Astronomers have announced the discovery of the most distant active supermassive black hole yet. The object is in a galaxy called CEERS 1019 and its light comes to us 570 million years after the Big Bang. It weighs much less than previously detected active supermassive black holes at very high distances from us – just 9 million solar masses.
This “light weight” object was announced in a series of papers that include other lightweight and active supermassive black holes: CEERS 2782 and CEERS 746. Their masses are all around 10 million times the mass of the Sun, huge by our standards but much smaller than the billion-solar-mass behemoths that we have discovered in the past. CEERS 2782 and CEERS 746 existed 1 billion and 1.1 billion years after the Big Bang. There are plenty of insights to be gathered from their signature lines in the emission spectrum.
These black holes would not have been visible without JWST, and the telescope was instrumental not only in discovering them but also in showing so much detail about their host galaxies, providing important details about the early universe.
“Looking at this distant object with this telescope is a lot like looking at data from black holes that exist in galaxies near our own,” lead author Rebecca Larson, recently at the University of Texas at Austin, said in a statement. “There are so many spectral lines to analyze!”
The image and spectrum of CEERS 1019.
Image credit: NASA, ESA, CSA, Leah Hustak (STScI)
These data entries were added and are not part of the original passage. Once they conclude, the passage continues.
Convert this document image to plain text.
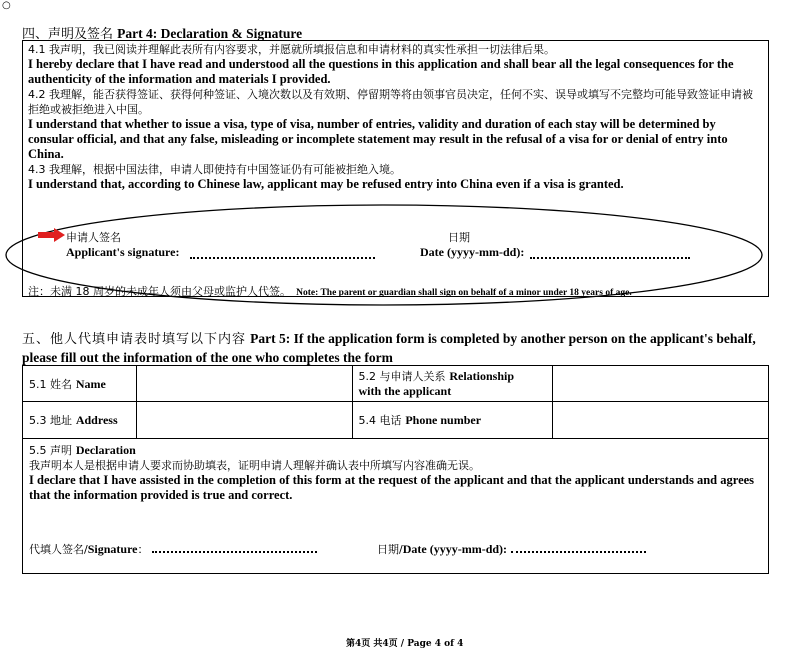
○
四、声明及签名 Part 4: Declaration & Signature
4.1 我声明，我已阅读并理解此表所有内容要求，并愿就所填报信息和申请材料的真实性承担一切法律后果。
I hereby declare that I have read and understood all the questions in this application and shall bear all the legal consequences for the authenticity of the information and materials I provided.
4.2 我理解，能否获得签证、获得何种签证、入境次数以及有效期、停留期等将由领事官员决定，任何不实、误导或填写不完整均可能导致签证申请被拒绝或被拒绝进入中国。
I understand that whether to issue a visa, type of visa, number of entries, validity and duration of each stay will be determined by consular official, and that any false, misleading or incomplete statement may result in the refusal of a visa for or denial of entry into China.
4.3 我理解，根据中国法律，申请人即使持有中国签证仍有可能被拒绝入境。
I understand that, according to Chinese law, applicant may be refused entry into China even if a visa is granted.
申请人签名
Applicant's signature:
日期
Date (yyyy-mm-dd):
注：未满 18 周岁的未成年人须由父母或监护人代签。 Note: The parent or guardian shall sign on behalf of a minor under 18 years of age.
五、他人代填申请表时填写以下内容 Part 5: If the application form is completed by another person on the applicant's behalf, please fill out the information of the one who completes the form
5.1 姓名 Name		5.2 与申请人关系 Relationship
with the applicant	
5.3 地址 Address		5.4 电话 Phone number	

5.5 声明 Declaration
我声明本人是根据申请人要求而协助填表，证明申请人理解并确认表中所填写内容准确无误。
I declare that I have assisted in the completion of this form at the request of the applicant and that the applicant understands and agrees that the information provided is true and correct.
代填人签名/Signature： 日期/Date (yyyy-mm-dd):			
第4页 共4页 / Page 4 of 4
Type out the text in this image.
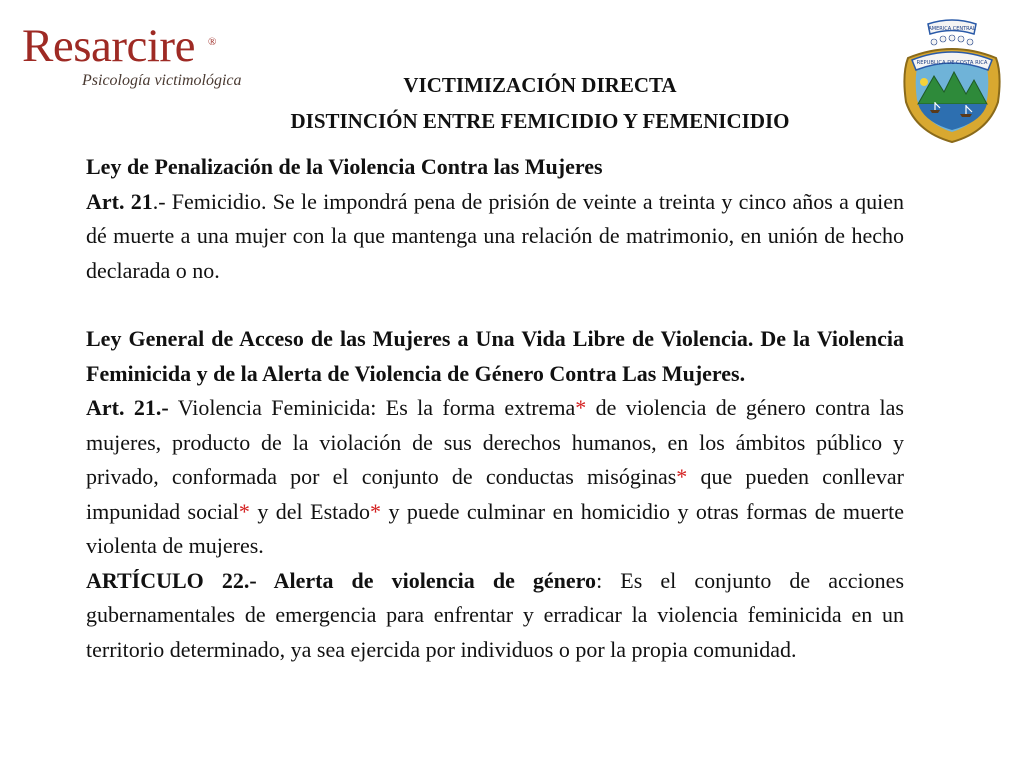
Resarcire ®
Psicología victimológica
AMERICA CENTRAL
REPUBLICA DE COSTA RICA
VICTIMIZACIÓN DIRECTA
DISTINCIÓN ENTRE FEMICIDIO Y FEMENICIDIO

Ley de Penalización de la Violencia Contra las Mujeres

Art. 21.- Femicidio. Se le impondrá pena de prisión de veinte a treinta y cinco años a quien dé muerte a una mujer con la que mantenga una relación de matrimonio, en unión de hecho declarada o no.

Ley General de Acceso de las Mujeres a Una Vida Libre de Violencia. De la Violencia Feminicida y de la Alerta de Violencia de Género Contra Las Mujeres.

Art. 21.- Violencia Feminicida: Es la forma extrema* de violencia de género contra las mujeres, producto de la violación de sus derechos humanos, en los ámbitos público y privado, conformada por el conjunto de conductas misóginas* que pueden conllevar impunidad social* y del Estado* y puede culminar en homicidio y otras formas de muerte violenta de mujeres.

ARTÍCULO 22.- Alerta de violencia de género: Es el conjunto de acciones gubernamentales de emergencia para enfrentar y erradicar la violencia feminicida en un territorio determinado, ya sea ejercida por individuos o por la propia comunidad.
The scientists were able to see that the host galaxy is pulling in a huge amount of gas while at the same time producing a lot of stars. Images of this galaxy did not look like a single point of light, as is often the case. Thanks to JWST, the team saw three bright clumps and not a simple circular disk.
“We’re not used to seeing so much structure in images at these distances,” said CEERS team member Jeyhan Kartaltepe, an associate professor of astronomy at the Rochester Institute of Technology in New York. “A galaxy merger could be partly responsible for fueling the activity in this galaxy’s black hole, and that could also lead to increased star formation.”
Comparison between the discovery of these three black holes and those by other telescopes.
Image credit: NASA, ESA, CSA, Leah Hustak (STScI).
These observations come from JWST’s Cosmic Evolution Early Release Science (CEERS) Survey and the data release also includes 11 galaxies among the furthest ever observed, whose light comes from between 470 million and 675 million years after the Big Bang.
The formation of supermassive black holes and their host galaxies in the early universe is an open question in astronomy. These observations are crucial to finally understanding that. And the presence of these lighter supermassive black holes implies that they might be commonplace.
“Researchers have long known that there must be lower mass black holes in the early universe,” team member Dale Kocevski, of Colby College in Waterville, Maine, added .“Now we think that lower mass black holes might be all over the place, waiting to be discovered.”
The work is published in several papers in a special edition of The Astrophysical Journal Letters.